Il y avait cet homme dans le métro ce matin, assis dans le carré à côté du mien. Il lisait le journal, l’air fermé. Il survolait le journal, en fait, passant rapidement d’une page à l’autre. Je me suis dit qu’il devait se contenter de ne lire que les titres, et les articles en diagonale, sans qu’aucun n’accroche vraiment son attention. Pourtant, il lisait un vrai journal, pas un de ces torchons comme Métro qui laissent croire à ses lecteurs qu’ils seront plus informés après l’avoir lu alors que leur seul but est de rendre les cerveaux disponibles à recevoir la pub florissante qui les fait vivre.
Les pages tournaient rapidement entre ses mains, quand d’un coup leur compulsion s’arrêta. Avait-il trouvé un article digne d’intérêt ?
J’ai vu qu’alors ses yeux se brouillaient. Ses lèvres tremblaient à peine, son visage était figé, et une première larme coula de son œil droit, depuis le coin extérieur de son œil. Un instant après, une deuxième larme partit de l’œil gauche, glissa lentement sur sa joue. Et ce fut tout. Il resta un instant immobile, le regard toujours posé sur son journal, ne se souciant pas de qui autour de lui pouvait le dévisager (de sorte que j’avais tout loisir de l’observer, m’étant moi-même détaché de ma lecture matinale). Il s’essuya ensuite les yeux du coin de la main, tira de sa poche un vieux mouchoir avec lequel il sécha ses larmes, puis se moucha, et reprit sa lecture comme si le temps ne s’était pas arrêté ces deux minutes (une seule, peut-être), les pages se succédant à nouveau au même rythme rapide.

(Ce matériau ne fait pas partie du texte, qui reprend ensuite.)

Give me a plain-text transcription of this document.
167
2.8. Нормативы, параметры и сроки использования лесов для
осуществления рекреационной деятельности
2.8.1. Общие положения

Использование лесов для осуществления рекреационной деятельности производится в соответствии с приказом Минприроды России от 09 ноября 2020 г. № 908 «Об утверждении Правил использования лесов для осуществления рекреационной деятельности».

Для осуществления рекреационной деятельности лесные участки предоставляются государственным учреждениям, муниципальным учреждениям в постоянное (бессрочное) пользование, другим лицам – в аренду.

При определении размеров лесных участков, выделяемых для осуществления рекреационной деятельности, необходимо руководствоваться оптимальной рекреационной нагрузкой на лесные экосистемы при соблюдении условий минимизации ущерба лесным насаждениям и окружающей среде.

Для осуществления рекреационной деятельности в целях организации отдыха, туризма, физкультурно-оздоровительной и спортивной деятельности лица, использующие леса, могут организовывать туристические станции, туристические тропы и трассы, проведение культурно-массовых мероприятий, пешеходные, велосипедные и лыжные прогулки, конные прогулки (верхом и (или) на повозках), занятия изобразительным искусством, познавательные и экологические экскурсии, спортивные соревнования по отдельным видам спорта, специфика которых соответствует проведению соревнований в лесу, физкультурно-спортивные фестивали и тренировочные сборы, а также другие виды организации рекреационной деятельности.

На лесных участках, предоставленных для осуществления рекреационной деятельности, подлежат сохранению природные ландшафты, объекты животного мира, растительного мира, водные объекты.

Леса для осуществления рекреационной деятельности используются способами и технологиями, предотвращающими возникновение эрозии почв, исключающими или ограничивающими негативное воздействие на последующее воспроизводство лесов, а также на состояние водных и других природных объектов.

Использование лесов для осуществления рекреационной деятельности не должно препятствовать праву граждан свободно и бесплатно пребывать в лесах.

Moi-même morose ces temps-ci, je me suis bien évidemment pris d’empathie pour cet homme d’environ 35 ans, peut-être plus. J’ai pensé que son chagrin venait de la perte d’un être cher. Son père était mort, peut-être. Il avait était malade longtemps, il s’était donc préparé à le voir mourir et sa mort devait être à la fois un soulagement (la fin de l’agonie pour son père qu’il avait vu s’affaiblir de jour en jour) et la tristesse de ne plus devoir l’entendre parler que dans ses souvenirs.
Ou alors, il pleurait son licenciement, qu’il sentait proche, ou qu’on lui avait annoncé. Après 10 ans de boîte, sur ce boulot qu’il avait eu tant de mal à décrocher, où il se sentait bien, on le virait avec quelques autres, parce que la société perdait de l’argent. Il allait se retrouver à galérer – combien de mois encore ? 3 ? 10 ? 30 ? – entre ANPE et ASSEDIC, entre PARE et APEC, pour finalement décrocher un boulot plus chiant et moins bien payé, en ravalant ses ambitions.
Pleurait-il son couple ? Venait-il de s’engueuler une énième fois avec sa femme ce matin sur un sujet futile, une paire de chaussette qui traînait, une bouteille de lait vide ? Ces prises de bec se multipliaient ces derniers temps, et ni l’un ni l’autre ne faisait plus l’effort d’essayer d’aplanir ces tensions, par lassitude, probablement. Tous deux s’étaient résignés à laisser mourir leur couple, passer par pertes et profits ce qui restait de leur amour, de leur projets, et passer « comme les autres » à la suite, bousculant dans leur difficulté d’adultes les enfants qui voyagent dans le même wagon.
À moins que ça ne soit sa maîtresse qui lui ait dit « bye bye, ras-le-bol de toi qui ne me fais plus jouir, ras-le-bol de Monsieur le vicieux avec moi qui rentre tous les soirs chez bobonne où la vie est si confortable, une fois les couilles vidées ». Il est triste parce qu’il l’aimait bien quand même et que quand elle le suçait, il y sentait de l’envie, et pas l’accomplissement d’un simple devoir conjugal.
Il est possible qu’il ait appris récemment qu’il avait le cancer. Un sale cancer, de ceux dont les statistiques n’encourage pas le plus grand optimiste. À son âge, en plus, cette saloperie allait proliférer à vitesse grand V. Il n’avait pas prévenu grand monde dans son entourage encore. Personne au bureau ne soupçonnait que bientôt il serait en congés maladie, et que quelques mois plus tard ils donneraient un billet de 10 ou 20 euros lors de la quête pour acheter une couronne « À notre collègue regretté ». Il versait une larme de peur pour la douleur à venir, quand il sentirait ses entrailles rongées. Il versait une larme sur tout ce qu’il allait quitter, et surtout sur tout ce qu’il n’aura pas eu le temps de vivre (ce pays, qu’il aurait aimé visiter, cette femme, qu’il aurait aimé baiser… les « si » se bousculent dans sa tête).
Il replia le journal et descendit à la station Châtelet.